Großes Schweigen herrschte in der Runde, und so bot ich bereitwillig meine Hilfe an.
„Weißt du nicht, dass sie ein Transvestit ist?“, raunte mir mein Tischnachbar zu.
„Nein, ich kenne sie nicht, aber deswegen kann ich sie trotzdem nach Hause bringen, oder?“
Natürlich nahm Mara mein Angebot dankend an wie auch die Einladung, zum Kennenlernen zuerst noch etwas zu trinken.
„Wie ich gehört habe, sollst du eine Transsexuelle sein“, eröffnete ich das Gespräch während der Fahrt, „du brauchst dir aber deswegen keine Gedanken zu machen.“
„Ja, das stimmt. Deswegen wollte mich niemand nach Hause bringen. Die haben alle Angst, sich mit mir in der Öffentlichkeit zu zeigen. Warum tust du das? Ich bin so froh, denn für ein Taxi hätte ich kein Geld gehabt. Ich habe dich noch nie gesehen, wohnst du nicht hier?“
„Ich bin vor ein paar Jahren hierhergezogen, aber ich bin meist für längere Zeit auswärts auf Montage. Wahrscheinlich sind wir uns deshalb noch nie begegnet. Heute bin ich soeben vom Ausland zurückgekommen.

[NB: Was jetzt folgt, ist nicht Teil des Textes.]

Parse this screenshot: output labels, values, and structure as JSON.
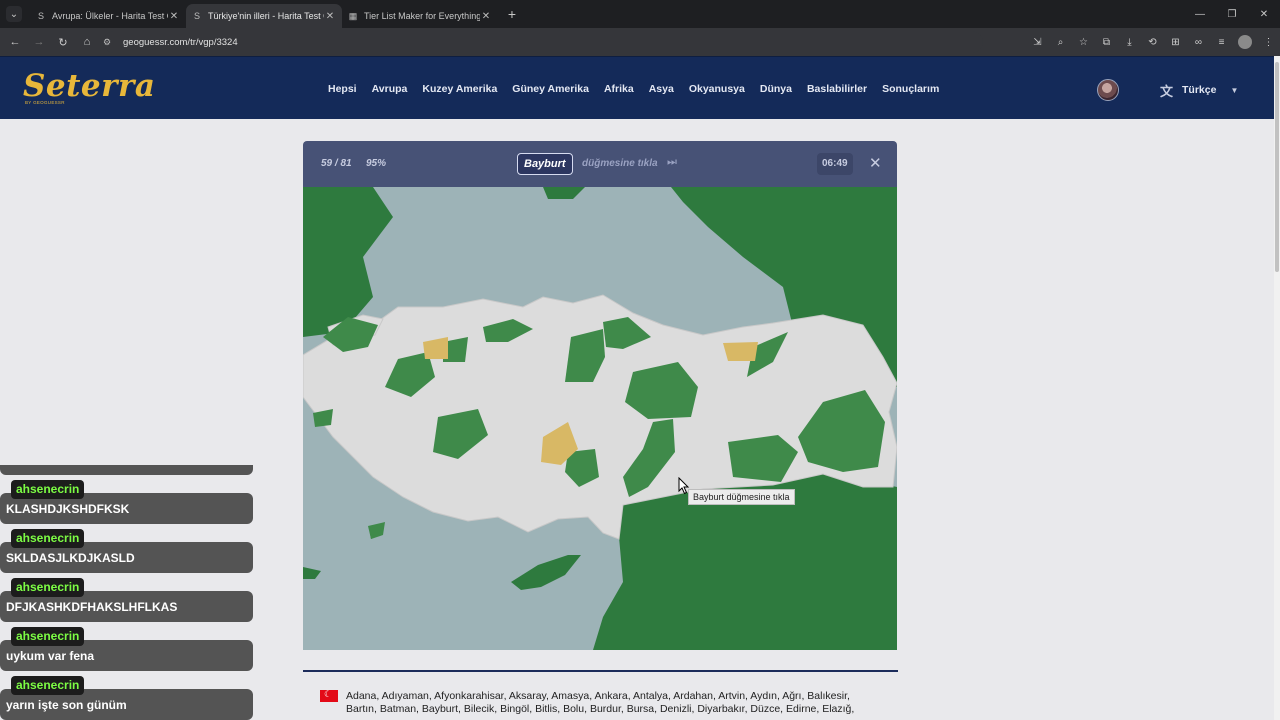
{
  "browser": {
    "tabs": [
      {
        "title": "Avrupa: Ülkeler - Harita Test Oyunu",
        "active": false,
        "icon": "seterra-icon"
      },
      {
        "title": "Türkiye'nin illeri - Harita Test Oyunu",
        "active": true,
        "icon": "seterra-icon"
      },
      {
        "title": "Tier List Maker for Everything - TierMaker",
        "active": false,
        "icon": "tiermaker-icon"
      }
    ],
    "url": "geoguessr.com/tr/vgp/3324"
  },
  "site": {
    "logo": "Seterra",
    "logo_sub": "BY GEOGUESSR",
    "nav": [
      "Hepsi",
      "Avrupa",
      "Kuzey Amerika",
      "Güney Amerika",
      "Afrika",
      "Asya",
      "Okyanusya",
      "Dünya",
      "Baslabilirler",
      "Sonuçlarım"
    ],
    "language": "Türkçe"
  },
  "game": {
    "counter": "59 / 81",
    "percent": "95%",
    "target": "Bayburt",
    "instruction": "düğmesine tıkla",
    "timer": "06:49"
  },
  "tooltip": "Bayburt düğmesine tıkla",
  "province_list": "Adana, Adıyaman, Afyonkarahisar, Aksaray, Amasya, Ankara, Antalya, Ardahan, Artvin, Aydın, Ağrı, Balıkesir, Bartın, Batman, Bayburt, Bilecik, Bingöl, Bitlis, Bolu, Burdur, Bursa, Denizli, Diyarbakır, Düzce, Edirne, Elazığ,",
  "chat": [
    {
      "user": "ahsenecrin",
      "message": "KLASHDJKSHDFKSK"
    },
    {
      "user": "ahsenecrin",
      "message": "SKLDASJLKDJKASLD"
    },
    {
      "user": "ahsenecrin",
      "message": "DFJKASHKDFHAKSLHFLKAS"
    },
    {
      "user": "ahsenecrin",
      "message": "uykum var fena"
    },
    {
      "user": "ahsenecrin",
      "message": "yarın işte son günüm"
    }
  ],
  "colors": {
    "header_bg": "#142a59",
    "logo": "#e8b73a",
    "map_sea": "#9db3b7",
    "map_land": "#dcdcdc",
    "map_correct": "#3f8a4a",
    "map_neighbor": "#2e7a3e",
    "map_missed": "#d8b865",
    "chat_name": "#7cfc44"
  }
}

Was die Meinung der Leute anbetrifft, so mache ich mir wenig daraus. Was die über mich denken oder reden, ist mir so ziemlich egal.“
„Auch ich bin meist auswärts. Die Leute hier kennen mich seit meiner Jugend, weil ich ja hier in der Gegend aufgewachsen bin. Heute bin ich gekommen, weil ich meine Mutter wieder einmal besuchen möchte.“
„Aha, also deswegen der Blumenstrauß.“
„Ja, den habe ich ihr zum Muttertag gekauft.“
„Also du bist eine Transsexuelle“, nahm ich den Faden wieder auf. „Übrigens du bist sehr hübsch, und wer dich nicht kennt, würde niemals auf deine wahre Identität schließen. Wie bereits gesagt, habe ich keine Probleme mit Transsexualität“, und dann erzählte ich ihr die ganze Geschichte von Chipsy. Seit damals waren immerhin rund 20 Jahre vergangen, doch die Erinnerung war noch so gegenwärtig, als ob sich alles erst kürzlich zugetragen hätte.